On Valentine’s Day, millions around the world gathered in support of a new global “movement for social justice” – perhaps the largest mobilization of its kind in years. In Manila, hundreds of protesters danced with veteran stage actress Monique Wilson, joining simultaneous street protests and dance parades, among other events, organised nationwide.
“One Billion Rising for Justice is a call to women, men, and youth around the world to gather safely on 14 February 2014 outside places where they are entitled to justice – court houses, police stations, government offices, school administration buildings, work places, sites of environmental injustice, military courts, embassies, places of worship, homes, or simply public gathering places where women deserve to feel safe but too often do not”, notes the movement’s official webpage.
One Billion Rising (OBR) is an offshoot of a campaign of the same name launched last year, an international movement on women’s rights spearheaded locally by Gabriela. OBR has since expanded the focus of its campaigns to include a much broader range of issues from socioeconomic justice to human rights.

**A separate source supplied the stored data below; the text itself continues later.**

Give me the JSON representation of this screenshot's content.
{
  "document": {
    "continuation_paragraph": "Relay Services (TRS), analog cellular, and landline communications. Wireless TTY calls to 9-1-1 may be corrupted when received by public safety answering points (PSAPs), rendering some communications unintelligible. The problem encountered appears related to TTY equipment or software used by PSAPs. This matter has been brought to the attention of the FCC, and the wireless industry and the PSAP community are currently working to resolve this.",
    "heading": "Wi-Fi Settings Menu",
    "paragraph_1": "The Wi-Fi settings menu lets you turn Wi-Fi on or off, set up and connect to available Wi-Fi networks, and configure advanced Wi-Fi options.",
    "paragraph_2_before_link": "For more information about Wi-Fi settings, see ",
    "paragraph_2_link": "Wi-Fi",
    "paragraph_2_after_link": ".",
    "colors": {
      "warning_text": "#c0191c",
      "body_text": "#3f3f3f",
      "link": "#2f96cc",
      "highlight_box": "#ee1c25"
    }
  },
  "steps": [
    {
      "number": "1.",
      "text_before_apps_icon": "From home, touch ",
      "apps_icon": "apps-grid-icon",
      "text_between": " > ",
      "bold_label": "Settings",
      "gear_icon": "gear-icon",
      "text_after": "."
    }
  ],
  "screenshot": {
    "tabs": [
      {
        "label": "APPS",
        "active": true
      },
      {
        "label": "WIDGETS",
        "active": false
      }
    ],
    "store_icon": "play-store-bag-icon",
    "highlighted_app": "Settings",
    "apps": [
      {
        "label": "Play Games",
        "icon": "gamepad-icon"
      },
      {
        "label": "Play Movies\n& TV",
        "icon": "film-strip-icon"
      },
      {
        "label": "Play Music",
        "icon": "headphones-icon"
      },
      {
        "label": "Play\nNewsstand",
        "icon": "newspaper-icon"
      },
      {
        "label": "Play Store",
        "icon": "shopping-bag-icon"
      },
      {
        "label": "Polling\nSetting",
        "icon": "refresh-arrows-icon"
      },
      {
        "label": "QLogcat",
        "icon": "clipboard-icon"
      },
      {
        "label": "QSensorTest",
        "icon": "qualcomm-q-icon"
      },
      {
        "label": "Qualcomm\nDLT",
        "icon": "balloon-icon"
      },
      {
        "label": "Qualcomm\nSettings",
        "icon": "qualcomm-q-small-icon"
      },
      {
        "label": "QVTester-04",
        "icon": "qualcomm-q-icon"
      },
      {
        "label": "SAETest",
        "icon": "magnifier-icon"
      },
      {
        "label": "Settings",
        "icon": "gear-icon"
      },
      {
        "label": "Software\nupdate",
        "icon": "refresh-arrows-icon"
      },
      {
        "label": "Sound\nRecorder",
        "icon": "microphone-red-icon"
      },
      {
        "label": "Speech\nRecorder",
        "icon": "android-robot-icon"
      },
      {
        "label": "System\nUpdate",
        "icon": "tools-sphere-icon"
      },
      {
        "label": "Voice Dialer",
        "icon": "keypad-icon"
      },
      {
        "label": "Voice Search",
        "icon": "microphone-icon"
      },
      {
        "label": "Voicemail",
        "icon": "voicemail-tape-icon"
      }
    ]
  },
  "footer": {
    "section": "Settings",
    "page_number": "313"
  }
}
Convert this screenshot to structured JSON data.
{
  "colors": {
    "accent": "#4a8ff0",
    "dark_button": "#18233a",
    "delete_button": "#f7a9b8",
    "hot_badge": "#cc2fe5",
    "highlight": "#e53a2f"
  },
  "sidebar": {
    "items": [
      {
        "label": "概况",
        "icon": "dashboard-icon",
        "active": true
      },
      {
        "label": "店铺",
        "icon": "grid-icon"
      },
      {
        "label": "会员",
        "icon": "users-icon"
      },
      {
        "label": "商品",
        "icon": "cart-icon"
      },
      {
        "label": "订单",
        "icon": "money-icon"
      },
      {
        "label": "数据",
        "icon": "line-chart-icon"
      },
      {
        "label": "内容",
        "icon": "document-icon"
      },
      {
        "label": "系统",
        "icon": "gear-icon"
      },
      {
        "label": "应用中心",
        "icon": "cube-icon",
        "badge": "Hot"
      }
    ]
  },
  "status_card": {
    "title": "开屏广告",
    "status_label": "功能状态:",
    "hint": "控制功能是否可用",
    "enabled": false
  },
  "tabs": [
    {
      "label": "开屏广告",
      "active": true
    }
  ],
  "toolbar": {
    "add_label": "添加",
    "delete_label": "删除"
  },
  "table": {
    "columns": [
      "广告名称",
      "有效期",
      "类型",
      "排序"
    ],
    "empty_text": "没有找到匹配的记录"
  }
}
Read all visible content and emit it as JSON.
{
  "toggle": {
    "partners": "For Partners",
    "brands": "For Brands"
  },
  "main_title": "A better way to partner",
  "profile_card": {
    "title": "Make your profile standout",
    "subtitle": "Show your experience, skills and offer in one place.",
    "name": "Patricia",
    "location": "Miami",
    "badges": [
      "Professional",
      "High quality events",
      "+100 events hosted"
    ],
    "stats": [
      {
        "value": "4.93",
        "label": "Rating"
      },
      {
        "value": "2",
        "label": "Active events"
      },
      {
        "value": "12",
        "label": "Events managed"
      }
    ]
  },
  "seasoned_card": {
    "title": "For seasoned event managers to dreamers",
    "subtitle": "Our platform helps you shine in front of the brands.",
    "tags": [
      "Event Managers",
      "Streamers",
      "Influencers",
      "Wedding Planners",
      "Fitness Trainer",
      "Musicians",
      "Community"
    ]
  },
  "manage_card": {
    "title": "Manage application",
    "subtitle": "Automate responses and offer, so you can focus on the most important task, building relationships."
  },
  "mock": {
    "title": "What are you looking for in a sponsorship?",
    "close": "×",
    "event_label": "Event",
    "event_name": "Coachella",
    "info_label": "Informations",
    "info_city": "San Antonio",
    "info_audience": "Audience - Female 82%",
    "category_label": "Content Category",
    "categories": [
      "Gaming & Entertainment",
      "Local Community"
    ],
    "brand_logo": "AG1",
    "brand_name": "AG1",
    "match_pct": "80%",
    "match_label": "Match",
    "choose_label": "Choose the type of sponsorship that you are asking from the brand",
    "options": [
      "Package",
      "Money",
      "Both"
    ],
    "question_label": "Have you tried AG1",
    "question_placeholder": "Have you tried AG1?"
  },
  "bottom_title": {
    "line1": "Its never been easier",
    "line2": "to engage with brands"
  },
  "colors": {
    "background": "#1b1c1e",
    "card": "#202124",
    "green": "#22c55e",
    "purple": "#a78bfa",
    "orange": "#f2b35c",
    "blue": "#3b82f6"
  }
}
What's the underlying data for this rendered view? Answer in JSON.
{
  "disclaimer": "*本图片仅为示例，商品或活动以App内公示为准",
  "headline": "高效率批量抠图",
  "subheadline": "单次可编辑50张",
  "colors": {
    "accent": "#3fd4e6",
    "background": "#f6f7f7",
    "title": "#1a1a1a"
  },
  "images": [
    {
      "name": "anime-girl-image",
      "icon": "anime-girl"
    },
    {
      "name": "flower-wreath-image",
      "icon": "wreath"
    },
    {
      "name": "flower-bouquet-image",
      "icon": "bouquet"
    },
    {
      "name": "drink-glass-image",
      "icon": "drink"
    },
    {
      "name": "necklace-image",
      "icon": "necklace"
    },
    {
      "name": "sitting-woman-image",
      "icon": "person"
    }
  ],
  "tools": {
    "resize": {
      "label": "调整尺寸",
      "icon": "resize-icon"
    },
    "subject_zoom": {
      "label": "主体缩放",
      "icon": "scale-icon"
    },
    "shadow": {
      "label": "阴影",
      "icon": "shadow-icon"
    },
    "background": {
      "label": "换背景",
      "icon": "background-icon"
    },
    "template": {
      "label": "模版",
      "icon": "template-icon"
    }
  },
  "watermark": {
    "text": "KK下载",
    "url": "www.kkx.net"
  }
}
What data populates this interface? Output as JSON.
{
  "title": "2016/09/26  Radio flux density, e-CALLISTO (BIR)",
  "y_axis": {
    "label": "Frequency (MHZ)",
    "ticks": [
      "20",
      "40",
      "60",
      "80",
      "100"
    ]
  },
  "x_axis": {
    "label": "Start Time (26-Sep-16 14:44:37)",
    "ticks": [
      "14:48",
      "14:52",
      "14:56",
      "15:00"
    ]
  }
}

Noting how rising social inequality has made the pursuit of meaningful justice and decent lives difficult – if not impossible – for the majority, “the plight of millions around the world cannot be separated from broader trends in government policy and an economy essentially designed for the benefit of a few”, said Sarah Elago, president of the National Union of Students of the Philippines. It is for this reason, she noted, that OBR has made education and social equality, in particular, an explicit focus of its agenda.
“Rise for Education is against the commercialization of education; a system that reduces education to a privilege restricted to a few. We stand for an alternative agenda, a people’s agenda, where all young people can have access to free, quality education, which is theirs by right. This is impossible to attain unless we fight for it, together”, added Elago.